Piatto: SEBADAS (O SABADAS O SEADAS)(PAT)
Descrizione: Fra le tante specialità in occasione della Pasqua si preparano sas sebadas, ravioloni dolci solitamente di forma circolare, fatti con una pasta di semola di grano duro, acqua tiepida e strutto. Il loro nome, legato alla lucentezza conferita dal miele, deriva dal termine dialettale seu con cui viene indicato il «sego» e originariamente erano considerati un secondo piatto. Per tradizione venivano preparati in primavera dalle donne della Barbagia per festeggiare il ritorno a casa dei pastori dopo la lunga transumanza invernale. Il ripieno è composto di una crema a base di scorza di arancia finemente tritata, succo di limone, zucchero e Provoletta di latte vaccino sardo (o Peretta) (PAT), formaggio a pasta filata dalla tipica forma a pera, di gusto dolce e assai aromatico, ricavato dal latte intero di mucche alimentate esclusivamente a pascolo e fieno sulle prime pendici del Monte Limbara. In alternativa si fa cuocere a fuoco lento il Pecorino Sardo leggermente inacidito e grattugiato e, quando diventa una massa compatta filante, si aggiunge la buccia di agrume e si versa ancora caldo a cucchiaiate sopra una tavola di legno per ottenere delle forme circolari da lasciare asciugare per qualche ora girandole regolarmente. Questi dischi, dello spessore di mezzo centimetro e il diametro di sei, vanno poi adagiati sulla sfoglia tirata sottile e ritagliata in grossi cerchi. Nella zona di Fonni e Barbagia di Ollolai esiste un’altra variante ancora, che per il ripieno utilizza ricotta addolcita con lo zucchero (sebadas de recottu). Cotte al forno o fritte (meglio se nell’olio d’oliva sardo dal caratteristico aroma di cardo), le sebadas si servono ricoperte di zucchero, miele di arancia o Miele di corbezzolo (PAT), pianta sempreverde che da novembre a febbraio si copre di vellutate palline giallo-rosso e delicate campanelline bianche.

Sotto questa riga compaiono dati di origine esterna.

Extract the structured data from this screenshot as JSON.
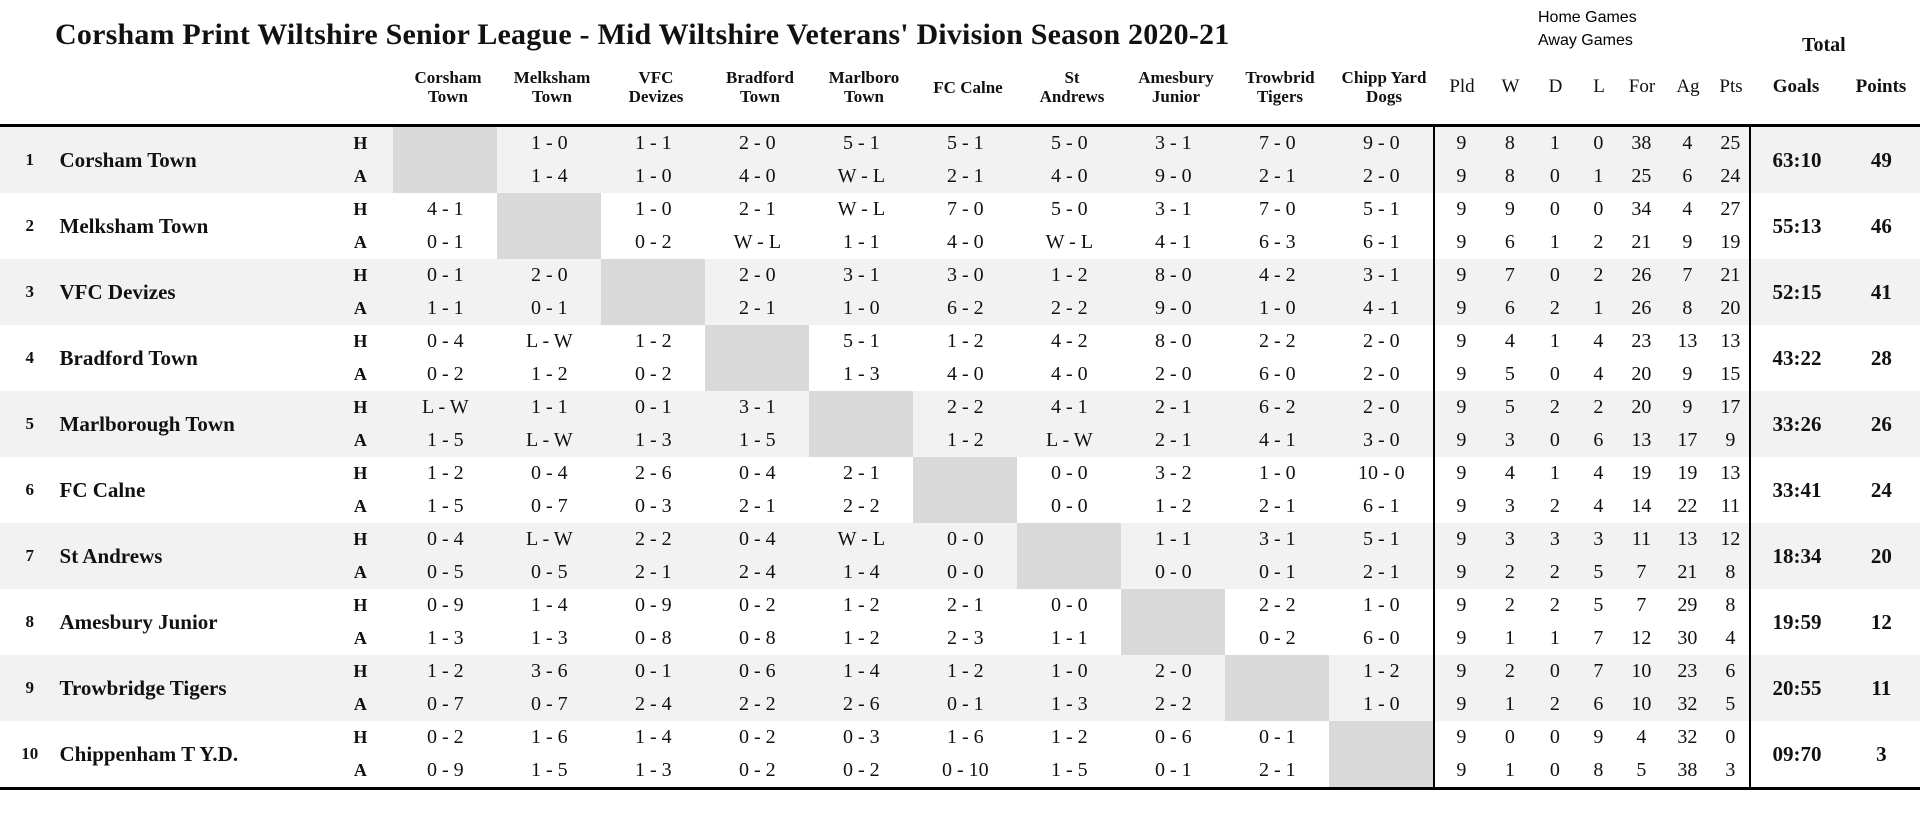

Il nettare di questi fiori è molto amato dalle api, che ne trovano in abbondanza solo in Sardegna, dove l’inverno è più mite. Di colore bruno scuro e dal sapore molto aromatico e amaro con sentori di frutta matura, il miele di corbezzolo contiene sostanze utili contro l’asma ed è un ingrediente tipico della pasticceria e cucina sarda, nonché ottimo accompagnamento del pecorino e della ricotta.